Science on Tap is a free event from 6:00pm – 8:00pm on Tuesday, November 14, courtesy of the Smithsonian Assistant Secretary for Education and Access. Space is limited, and registration will be opening soon. For more information and to purchase tickets, please visit www.georgiaaquarium.org/science-on-tap.
Exploring Water with Young Children
In September, teachers in grades K-2 explored ways to help young children discover the physical properties of water and how it interacts with other materials. The session, titled Exploring Water with Young Children, was made possible through a grant with Smithsonian and was facilitated by Ann Caspari, an early education specialist at the National Air and Space Museum in Washington D.C. Twelve Georgia Aquarium educators and 20 local schools teachers were able to participate in this workshop. The teachers participated in an array of activities that gave them the opportunity to learn more about water concepts and how to incorporate different activities into their own programming.
“I thought it was really cool learning how to engage students with open exploration using the water table because it gives the students a sense of exploring their own curiosities about water and different ways to manipulate water,” said Katie Sheffield, an environmental educator.
Smithsonian Field Trip Day
Georgia Aquarium hosted a one-day field trip in October, which allowed Title I middle school students in the Metropolitan Atlanta area to visit the Aquarium. Middle school students are at the beginning stages of career exploration and Georgia Aquarium, in conjunction with Georgia-Pacific, Inc., has developed a free video series entitled “STEAM Forward” that highlights the variety of career pathways at Georgia Aquarium in the fields of science, technology, engineering, arts and mathematics.

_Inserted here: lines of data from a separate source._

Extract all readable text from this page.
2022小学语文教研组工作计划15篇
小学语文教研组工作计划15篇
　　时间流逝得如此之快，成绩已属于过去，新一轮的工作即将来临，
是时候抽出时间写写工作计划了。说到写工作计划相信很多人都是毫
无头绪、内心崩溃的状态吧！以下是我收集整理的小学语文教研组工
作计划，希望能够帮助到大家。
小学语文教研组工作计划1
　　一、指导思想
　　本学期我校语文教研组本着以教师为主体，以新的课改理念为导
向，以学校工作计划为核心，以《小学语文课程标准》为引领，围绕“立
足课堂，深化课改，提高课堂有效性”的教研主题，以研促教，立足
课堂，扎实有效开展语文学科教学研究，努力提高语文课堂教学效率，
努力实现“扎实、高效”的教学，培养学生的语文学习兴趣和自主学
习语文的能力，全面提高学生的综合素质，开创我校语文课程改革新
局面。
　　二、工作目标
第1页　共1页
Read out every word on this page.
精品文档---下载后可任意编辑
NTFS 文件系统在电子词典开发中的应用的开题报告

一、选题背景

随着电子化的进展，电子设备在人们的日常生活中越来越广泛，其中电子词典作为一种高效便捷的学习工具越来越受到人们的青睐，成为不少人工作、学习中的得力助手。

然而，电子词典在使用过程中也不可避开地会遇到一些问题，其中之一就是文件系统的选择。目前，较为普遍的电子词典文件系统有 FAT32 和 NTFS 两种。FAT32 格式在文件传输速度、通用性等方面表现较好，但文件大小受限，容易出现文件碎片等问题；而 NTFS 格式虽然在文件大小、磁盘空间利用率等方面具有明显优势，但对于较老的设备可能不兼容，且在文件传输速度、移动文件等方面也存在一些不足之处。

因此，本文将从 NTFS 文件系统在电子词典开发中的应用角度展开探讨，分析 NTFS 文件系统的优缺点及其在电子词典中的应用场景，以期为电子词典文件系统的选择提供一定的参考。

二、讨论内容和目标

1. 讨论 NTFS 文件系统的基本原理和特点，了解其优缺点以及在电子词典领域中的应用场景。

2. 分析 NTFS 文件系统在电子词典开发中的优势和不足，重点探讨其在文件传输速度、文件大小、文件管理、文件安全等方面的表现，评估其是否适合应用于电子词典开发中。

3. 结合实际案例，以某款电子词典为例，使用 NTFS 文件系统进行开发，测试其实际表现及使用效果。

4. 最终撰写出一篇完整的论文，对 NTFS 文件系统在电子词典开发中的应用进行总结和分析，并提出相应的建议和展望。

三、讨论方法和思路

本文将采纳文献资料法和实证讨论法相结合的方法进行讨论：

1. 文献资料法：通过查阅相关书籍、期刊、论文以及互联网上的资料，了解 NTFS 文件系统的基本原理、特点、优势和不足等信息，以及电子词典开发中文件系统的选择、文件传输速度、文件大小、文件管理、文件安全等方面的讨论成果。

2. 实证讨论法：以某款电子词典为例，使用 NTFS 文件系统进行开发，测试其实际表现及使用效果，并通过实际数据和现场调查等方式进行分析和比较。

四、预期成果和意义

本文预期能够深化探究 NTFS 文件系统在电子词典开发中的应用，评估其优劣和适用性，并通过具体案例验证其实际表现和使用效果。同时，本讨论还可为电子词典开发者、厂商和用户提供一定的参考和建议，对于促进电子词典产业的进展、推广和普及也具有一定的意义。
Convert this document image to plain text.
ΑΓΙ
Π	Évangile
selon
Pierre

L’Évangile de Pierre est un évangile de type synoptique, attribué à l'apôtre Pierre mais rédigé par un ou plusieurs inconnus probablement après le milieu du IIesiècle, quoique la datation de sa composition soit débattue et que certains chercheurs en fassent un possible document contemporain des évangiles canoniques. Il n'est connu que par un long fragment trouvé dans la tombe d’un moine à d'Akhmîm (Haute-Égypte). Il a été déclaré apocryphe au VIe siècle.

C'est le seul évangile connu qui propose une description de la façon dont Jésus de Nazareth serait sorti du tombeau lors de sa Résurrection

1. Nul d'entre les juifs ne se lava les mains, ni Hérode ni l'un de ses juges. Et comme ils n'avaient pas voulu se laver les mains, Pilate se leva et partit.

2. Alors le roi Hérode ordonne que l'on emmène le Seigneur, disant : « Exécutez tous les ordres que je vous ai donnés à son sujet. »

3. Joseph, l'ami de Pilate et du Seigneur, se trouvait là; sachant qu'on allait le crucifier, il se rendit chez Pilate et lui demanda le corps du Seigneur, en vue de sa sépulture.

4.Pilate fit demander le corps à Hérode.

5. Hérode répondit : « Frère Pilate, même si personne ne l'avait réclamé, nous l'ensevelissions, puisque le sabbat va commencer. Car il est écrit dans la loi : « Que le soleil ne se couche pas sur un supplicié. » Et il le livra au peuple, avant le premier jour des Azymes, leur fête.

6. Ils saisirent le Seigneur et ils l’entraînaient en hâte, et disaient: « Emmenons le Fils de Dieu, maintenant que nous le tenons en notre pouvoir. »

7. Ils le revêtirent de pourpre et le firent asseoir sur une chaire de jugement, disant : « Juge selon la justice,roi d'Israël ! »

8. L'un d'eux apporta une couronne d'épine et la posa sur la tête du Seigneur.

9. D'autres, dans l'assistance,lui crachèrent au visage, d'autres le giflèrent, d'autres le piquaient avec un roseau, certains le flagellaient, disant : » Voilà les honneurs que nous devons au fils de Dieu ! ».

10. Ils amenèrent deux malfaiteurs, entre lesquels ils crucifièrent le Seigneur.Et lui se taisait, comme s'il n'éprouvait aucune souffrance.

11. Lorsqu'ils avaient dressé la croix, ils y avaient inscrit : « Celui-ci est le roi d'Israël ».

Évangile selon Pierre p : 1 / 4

The Smithsonian Institution Field Trip program is designed to build on this platform using the Aquarium’s galleries to illustrate different career opportunities and make the connection between what students are learning in the classroom and what our experts are doing in the field
Jennifer Collins, a specialist in science education at the Smithsonian National Museum of Natural History, hosted an activity station to an estimated 350 students discussing how to reconstruct past ecosystems as a scientist in marine paleontology.